Les aéroports de Nice et de Lyon vont être privatisés, après celui de Toulouse. Une politique qui est loin d’être sans risque, dont une forte hausse des tarifs, comme on a pu le voir à Paris. Par Jean-François Dominiak, vice président du Scara, Syndicat des Compagnies aériennes autonomes
Pendant longtemps, les plateformes aéroportuaires se sont multipliées sur le territoire français dans le but de désenclaver les régions. L’État et les collectivités locales finançaient, et les compagnies aériennes remboursaient les investissements par le versement de redevances aéroportuaires.
Depuis, l’État s’est lancé dans une politique de privatisation des aéroports dans le but de renflouer ses caisses et de permettre aux aéroports de trouver de nouvelles sources de financement.
Trois risques majeurs associés à la privatisation
La gestion des Contrats de Régulation Economique (CRE) liant l’État à Aéroports de Paris sur les dix dernières années a mis en évidence des risques majeurs associés à une telle politique.
Le premier de ces risques est la transformation des aéroports en entreprises commerciales portant au premier rang de leurs préoccupations la rentabilité des capitaux investis par leurs actionnaires, avec pour conséquence une hausse des tarifs qui prennent désormais en compte cette rémunération, majorée d’un coefficient de risque propre à toute activité capitaliste en économie de marché.
Le deuxième risque est de voir des réalisations immobilières déconnectées des demandes des compagnies aériennes devenues « clients » captifs, les revenus attendus desdits « clients » étant garantis de fait par des CRE prévoyant des compensations tarifaires en cas de baisse du trafic réel.

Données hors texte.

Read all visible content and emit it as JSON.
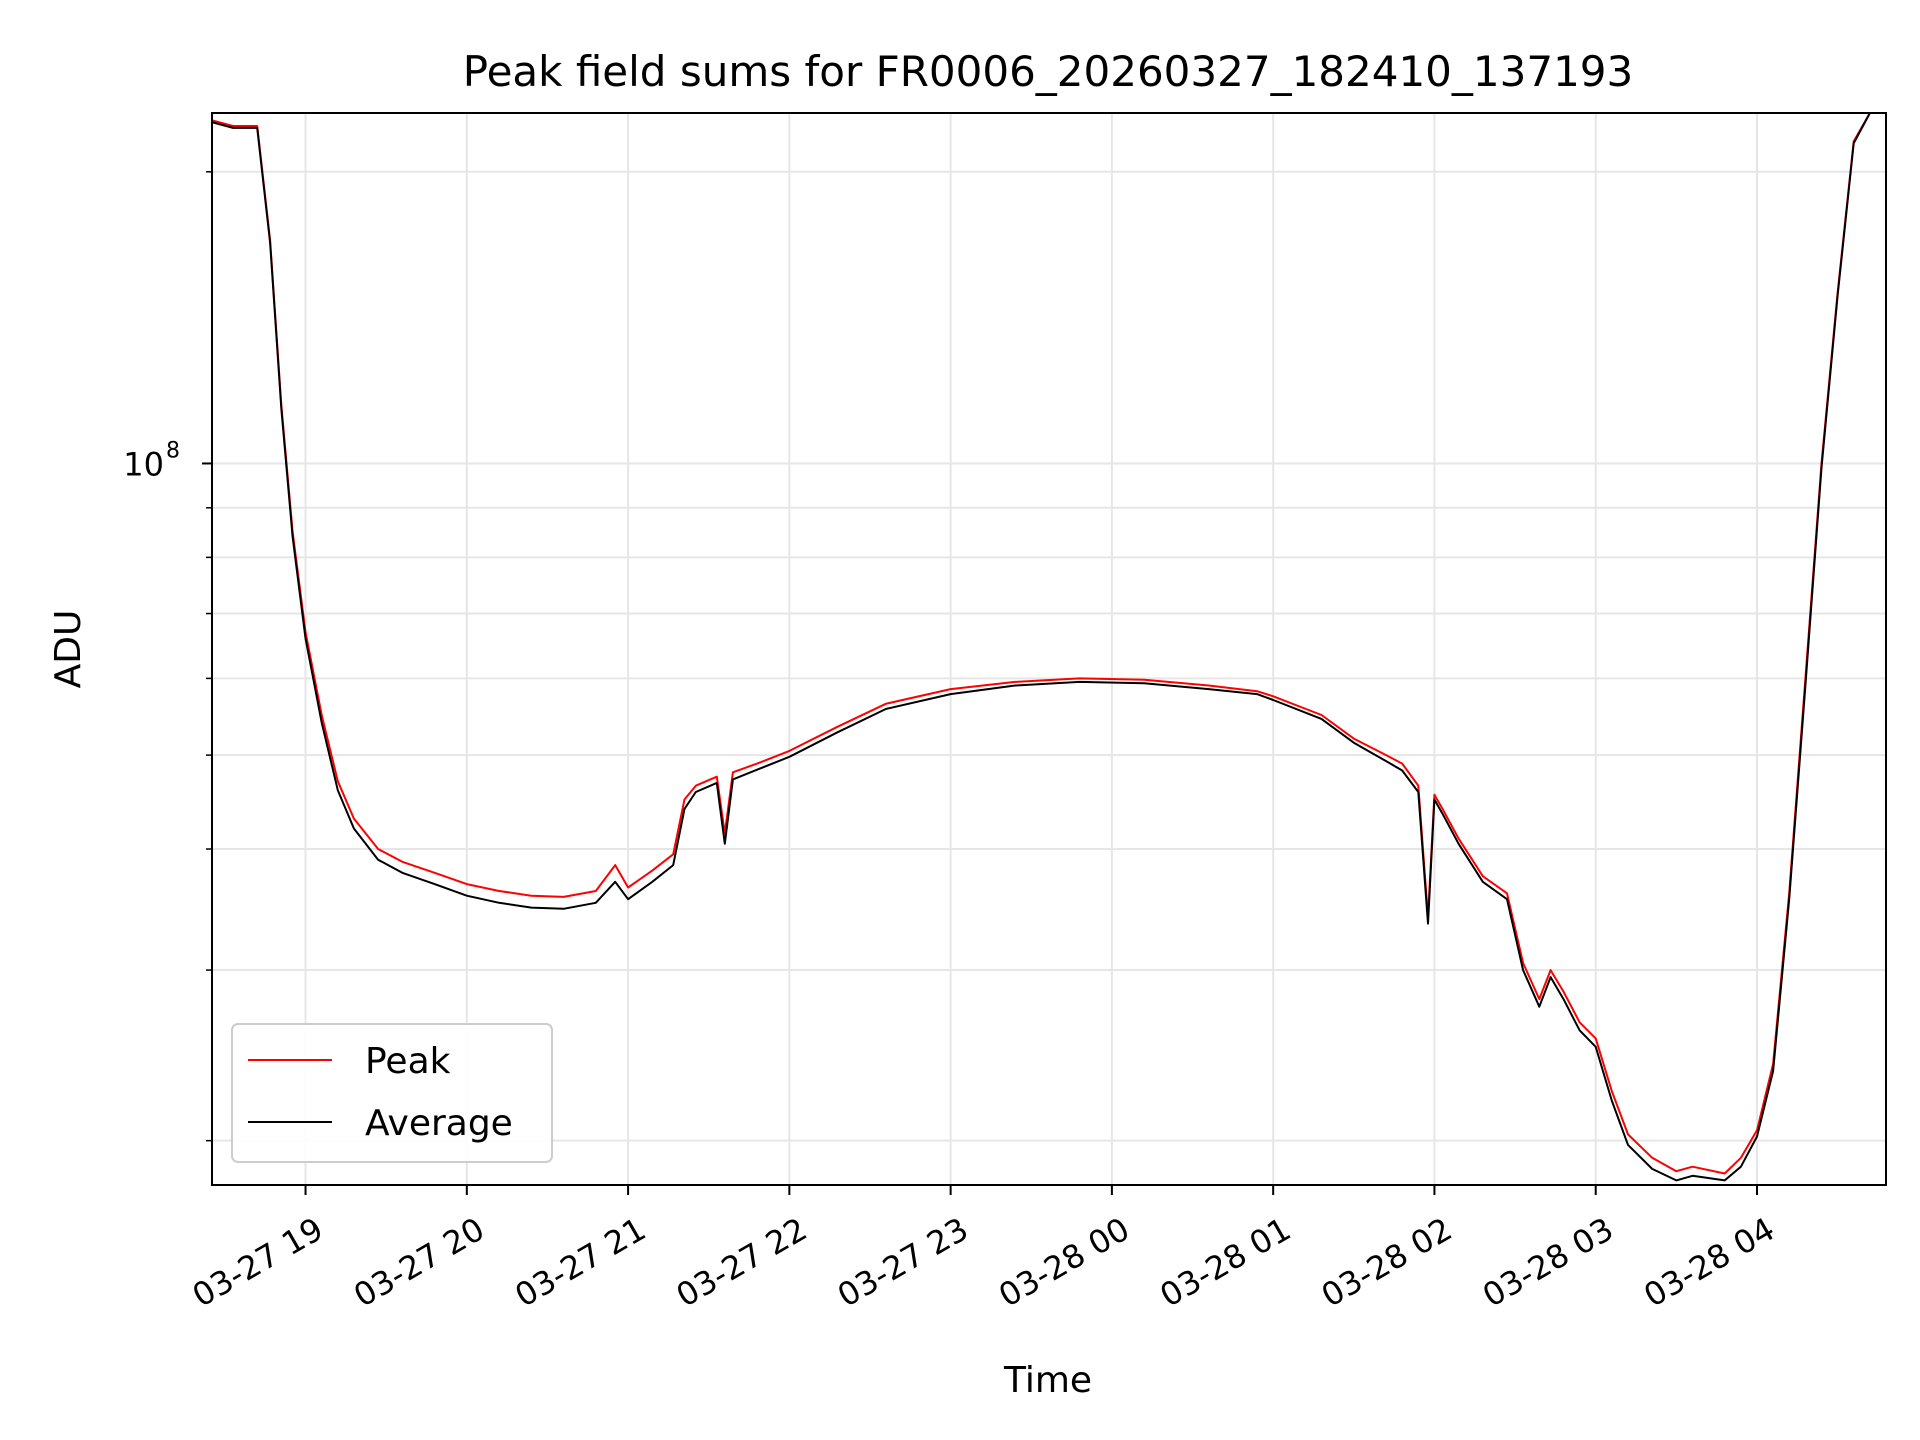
{
  "chart_data": {
    "type": "line",
    "title": "Peak field sums for FR0006_20260327_182410_137193",
    "xlabel": "Time",
    "ylabel": "ADU",
    "yscale": "log",
    "ylim": [
      18000000,
      230000000
    ],
    "xlim": [
      18.42,
      28.8
    ],
    "x_ticks": [
      {
        "value": 19,
        "label": "03-27 19"
      },
      {
        "value": 20,
        "label": "03-27 20"
      },
      {
        "value": 21,
        "label": "03-27 21"
      },
      {
        "value": 22,
        "label": "03-27 22"
      },
      {
        "value": 23,
        "label": "03-27 23"
      },
      {
        "value": 24,
        "label": "03-28 00"
      },
      {
        "value": 25,
        "label": "03-28 01"
      },
      {
        "value": 26,
        "label": "03-28 02"
      },
      {
        "value": 27,
        "label": "03-28 03"
      },
      {
        "value": 28,
        "label": "03-28 04"
      }
    ],
    "y_major_ticks": [
      {
        "value": 100000000,
        "base": "10",
        "exp": "8"
      }
    ],
    "y_minor_ticks": [
      20000000,
      30000000,
      40000000,
      50000000,
      60000000,
      70000000,
      80000000,
      90000000,
      200000000
    ],
    "grid": true,
    "legend_position": "bottom-left",
    "series": [
      {
        "name": "Peak",
        "color": "#ff0000",
        "x": [
          18.42,
          18.55,
          18.7,
          18.78,
          18.85,
          18.92,
          19.0,
          19.1,
          19.2,
          19.3,
          19.45,
          19.6,
          19.8,
          20.0,
          20.2,
          20.4,
          20.6,
          20.8,
          20.92,
          21.0,
          21.15,
          21.28,
          21.35,
          21.42,
          21.55,
          21.6,
          21.65,
          21.8,
          22.0,
          22.3,
          22.6,
          23.0,
          23.4,
          23.8,
          24.2,
          24.6,
          24.9,
          25.0,
          25.3,
          25.5,
          25.7,
          25.8,
          25.9,
          25.96,
          26.0,
          26.05,
          26.15,
          26.3,
          26.45,
          26.55,
          26.65,
          26.72,
          26.8,
          26.9,
          27.0,
          27.1,
          27.2,
          27.35,
          27.5,
          27.6,
          27.8,
          27.9,
          28.0,
          28.1,
          28.2,
          28.3,
          28.4,
          28.5,
          28.6,
          28.7,
          28.8
        ],
        "values": [
          226000000,
          223000000,
          223000000,
          170000000,
          115000000,
          85000000,
          67000000,
          55000000,
          47000000,
          43000000,
          40000000,
          38800000,
          37800000,
          36800000,
          36200000,
          35800000,
          35700000,
          36200000,
          38500000,
          36500000,
          38000000,
          39500000,
          45000000,
          46500000,
          47500000,
          41500000,
          48000000,
          49000000,
          50500000,
          53500000,
          56500000,
          58500000,
          59500000,
          60000000,
          59800000,
          59000000,
          58200000,
          57500000,
          55000000,
          52000000,
          50000000,
          49000000,
          46500000,
          34000000,
          45500000,
          44000000,
          41000000,
          37500000,
          36000000,
          30500000,
          28000000,
          30000000,
          28500000,
          26500000,
          25500000,
          22500000,
          20300000,
          19200000,
          18600000,
          18800000,
          18500000,
          19200000,
          20500000,
          24000000,
          36000000,
          60000000,
          100000000,
          150000000,
          215000000,
          230000000,
          230000000
        ]
      },
      {
        "name": "Average",
        "color": "#000000",
        "x": [
          18.42,
          18.55,
          18.7,
          18.78,
          18.85,
          18.92,
          19.0,
          19.1,
          19.2,
          19.3,
          19.45,
          19.6,
          19.8,
          20.0,
          20.2,
          20.4,
          20.6,
          20.8,
          20.92,
          21.0,
          21.15,
          21.28,
          21.35,
          21.42,
          21.55,
          21.6,
          21.65,
          21.8,
          22.0,
          22.3,
          22.6,
          23.0,
          23.4,
          23.8,
          24.2,
          24.6,
          24.9,
          25.0,
          25.3,
          25.5,
          25.7,
          25.8,
          25.9,
          25.96,
          26.0,
          26.05,
          26.15,
          26.3,
          26.45,
          26.55,
          26.65,
          26.72,
          26.8,
          26.9,
          27.0,
          27.1,
          27.2,
          27.35,
          27.5,
          27.6,
          27.8,
          27.9,
          28.0,
          28.1,
          28.2,
          28.3,
          28.4,
          28.5,
          28.6,
          28.7,
          28.8
        ],
        "values": [
          225000000,
          222000000,
          222000000,
          169000000,
          114000000,
          84000000,
          66000000,
          54000000,
          46000000,
          42000000,
          39000000,
          37800000,
          36800000,
          35800000,
          35200000,
          34800000,
          34700000,
          35200000,
          37000000,
          35500000,
          37000000,
          38500000,
          44000000,
          45800000,
          46800000,
          40500000,
          47200000,
          48300000,
          49800000,
          52800000,
          55800000,
          57800000,
          59000000,
          59500000,
          59300000,
          58500000,
          57800000,
          57000000,
          54500000,
          51500000,
          49300000,
          48200000,
          45800000,
          33500000,
          45000000,
          43500000,
          40500000,
          37000000,
          35500000,
          30000000,
          27500000,
          29500000,
          28000000,
          26000000,
          25000000,
          22000000,
          19800000,
          18700000,
          18200000,
          18400000,
          18200000,
          18800000,
          20200000,
          23600000,
          35500000,
          59000000,
          99000000,
          149000000,
          214000000,
          230000000,
          230000000
        ]
      }
    ]
  }
}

Enfin, le troisième risque réside dans la mise en place systématique d’une « double Caisse » qui permet aux aéroports (grâce aux boutiques en aérogares, locations d’immeubles de bureaux, d’entrepôts, de centres commerciaux bâtis sur les emprises domaniales des aéroports) de bénéficier, à leur seul profit, de revenus générés par la chalandise apportée par les compagnies aériennes, là où ces revenus contribuaient par le passé à faire baisser le niveau des charges facturables aux compagnies aériennes.
+49,5% pour les tarifs à Roissy !
Il n’est pas aisé de mesurer l’impact économique de ces trois risques, mais on peut noter qu’en 10 ans le trafic des plateformes de Roissy et d’Orly a crû de 29% (99,2 millions de passagers en 2015) pour une augmentation du tarif moyen des redevances aéroportuaires de 49,5 % et une inflation de 13,9 %.

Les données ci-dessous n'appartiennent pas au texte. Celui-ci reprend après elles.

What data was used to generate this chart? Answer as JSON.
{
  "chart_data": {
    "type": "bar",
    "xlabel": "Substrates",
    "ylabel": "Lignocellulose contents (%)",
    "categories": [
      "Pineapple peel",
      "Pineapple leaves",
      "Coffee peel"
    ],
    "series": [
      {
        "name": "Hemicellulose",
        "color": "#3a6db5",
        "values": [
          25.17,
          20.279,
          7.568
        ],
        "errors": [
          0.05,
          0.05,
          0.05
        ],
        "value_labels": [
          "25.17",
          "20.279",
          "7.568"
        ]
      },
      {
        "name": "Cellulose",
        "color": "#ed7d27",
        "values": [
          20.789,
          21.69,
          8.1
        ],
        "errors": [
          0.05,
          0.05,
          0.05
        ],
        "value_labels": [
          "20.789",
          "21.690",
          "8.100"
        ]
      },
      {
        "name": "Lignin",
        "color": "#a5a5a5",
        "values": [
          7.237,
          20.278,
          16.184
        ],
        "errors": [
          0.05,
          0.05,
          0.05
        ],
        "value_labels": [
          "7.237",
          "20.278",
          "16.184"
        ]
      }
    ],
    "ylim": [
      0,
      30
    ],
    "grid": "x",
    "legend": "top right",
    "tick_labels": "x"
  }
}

L’ouverture du capital d’Aéroports de Paris aux intérêts privés s’est donc traduit par une aberration économique : plus l’outil industriel se développe et plus ses tarifs unitaires augmentent.
Le transport aérien pourra-t-il encore être un outil d’aménagement du territoire ?
La privatisation des aéroports pose également la question de l’abandon par l’Etat d’une politique d’aménagement du territoire en matière de transport aérien. Mus par la rentabilité des capitaux investis par leurs actionnaires, les aéroports privatisés pourraient être tentés de relever le tarif des redevances des avions « petits porteurs » au profit des « gros porteurs » et de leurs pourvoyeurs de clientèle régionale « moyens porteurs » au motif d’une optimisation de leurs infrastructures. Une telle modification tarifaire remettrait en cause directement l’équilibre économique des lignes à caractère d’aménagement du territoire.
La nécessité d’une régulation économique efficace
Il est vital d’accompagner la privatisation des aéroports d’une « Régulation Économique » efficace qui passe par la mise en place d’une « Autorité de Surveillance Indépendante (ASI) » garantissant le respect des équilibres économiques entre le gestionnaire privé d’un ancien monopole d’État et ses « clients ».
En France cette ASI relève de la Direction Générale de l’Aviation Civile (DGAC), dont le manque d’indépendance, l’État étant à la fois le donneur d’ordres de la DGAC et le propriétaire d’Aéroports de Paris via l’Agence des Participations de l’Etat (APE), a été reconnu par le Conseil d’État dans un jugement rendu le 29 avril 2015 suite à une plainte déposée par le Syndicat des Compagnies AéRiennes Autonomes (SCARA).
Un préalable aux privatisations envisagées des aéroports de Nice et Lyon est donc la constitution d’une nouvelle ASI. L’affectation du produit de la vente des parts de l’Etat dans les aéroports au transport aérien français.
Par le paiement des redevances aéroportuaires, ce sont les compagnies aériennes seules qui ont financé la construction et le développement en France des aéroports. Il est donc légitime que le produit de la vente des parts de l’État dans les aéroports privatisables revienne au transport aérien participant au désendettement de la DGAC, au financement de la desserte de l’aéroport de Paris Charles de Gaulle ou encore au financement des investissements nécessaires sur les aéroports non privatisables.